Although hospitals are required to report death and serious injuries associated with medical devices, MedSun focuses on reporting and representing potential for harm, near misses and close calls. MedSun within the FDA is able to make a significant impact on patient safety while following up with manufacturers to address reported device problems and safety concerns through changes in design, materials and instructions for use, with improved interfaces between the device and the user that reduce or prevent death or serious injuries in this vulnerable patient population.
If your hospital is a part of MedSun, follow your hospital's protocol for reporting medical device related problems. Your hospital's MedSun liaison will forward your reported medical device problems to us.
It is important to save the device and save the packaging. Having device identifiers helps FDA and the manufacturer to evaluate and address problems in real time and more effectively.
Again, one nursing continuing education contact hour is available for this program. In order to receive a certificate of participation with this credit, please get your certificate to us no later than Monday, September 26, 2011.
The link to the certificate can be found in your confirmation email and in an email that will be sent after the webcast.
This slide provides some URLs for additional FDA medical device safety websites that may be of interest to your hospital.

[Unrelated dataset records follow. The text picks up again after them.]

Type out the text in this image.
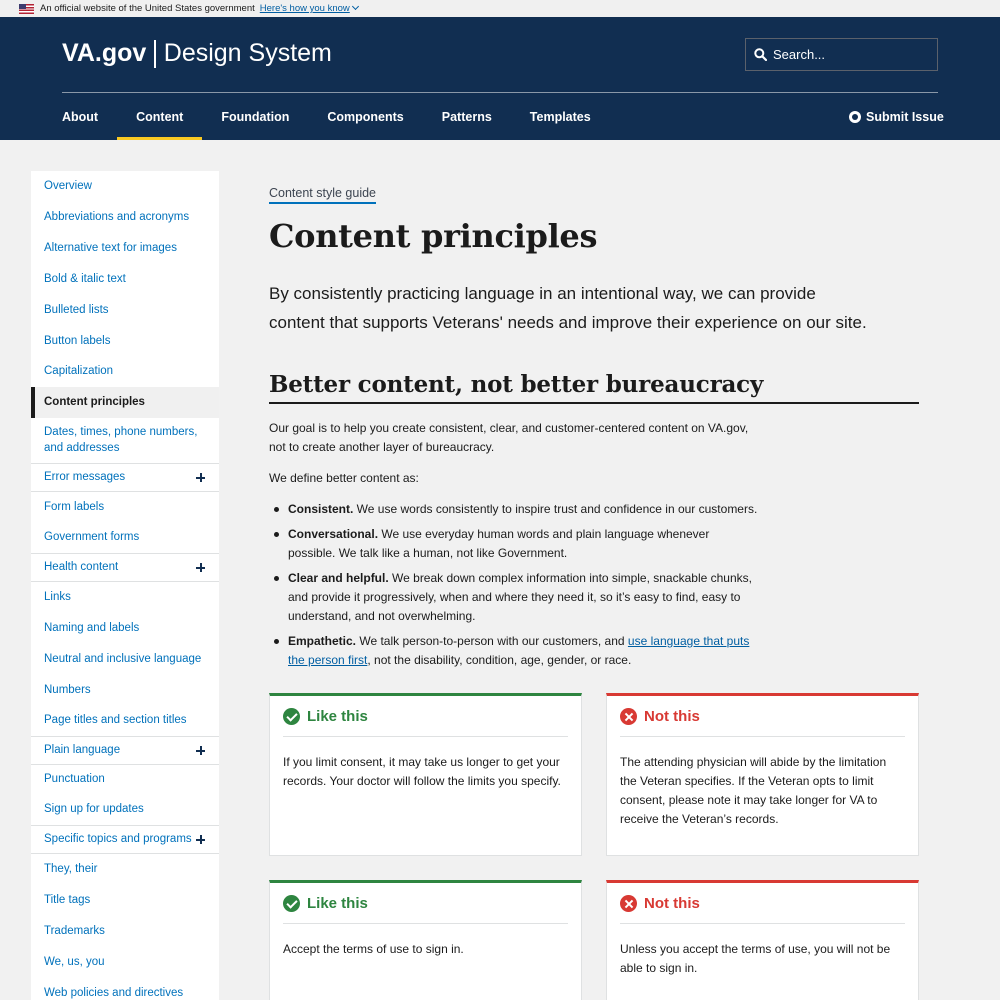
An official website of the United States government Here's how you know
VA.gov Design System
Search...
About	Content	Foundation	Components	Patterns	Templates	Submit Issue
Overview
Abbreviations and acronyms
Alternative text for images
Bold & italic text
Bulleted lists
Button labels
Capitalization
Content principles
Dates, times, phone numbers, and addresses
Error messages
Form labels
Government forms
Health content
Links
Naming and labels
Neutral and inclusive language
Numbers
Page titles and section titles
Plain language
Punctuation
Sign up for updates
Specific topics and programs
They, their
Title tags
Trademarks
We, us, you
Web policies and directives
Content style guide
Content principles

By consistently practicing language in an intentional way, we can provide content that supports Veterans' needs and improve their experience on our site.

Better content, not better bureaucracy

Our goal is to help you create consistent, clear, and customer-centered content on VA.gov, not to create another layer of bureaucracy.

We define better content as:

Consistent. We use words consistently to inspire trust and confidence in our customers.
Conversational. We use everyday human words and plain language whenever possible. We talk like a human, not like Government.
Clear and helpful. We break down complex information into simple, snackable chunks, and provide it progressively, when and where they need it, so it’s easy to find, easy to understand, and not overwhelming.
Empathetic. We talk person-to-person with our customers, and use language that puts the person first, not the disability, condition, age, gender, or race.
Like this
If you limit consent, it may take us longer to get your records. Your doctor will follow the limits you specify.
Not this
The attending physician will abide by the limitation the Veteran specifies. If the Veteran opts to limit consent, please note it may take longer for VA to receive the Veteran’s records.
Like this
Accept the terms of use to sign in.
Not this
Unless you accept the terms of use, you will not be able to sign in.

The safety tip URL in the slide stems from a reported MedSun event involving phototherapy that Crystal previously presented as a case study.
The lower (Luer misconnection) URL has downloadable case studies with great photographs. Resources for website were co-developed by CDRH and a participating MedSun hospital.
The next three slides contain references for the material that was presented today. We'd like to thank you for listening to today's webcast as this completes today's presentation.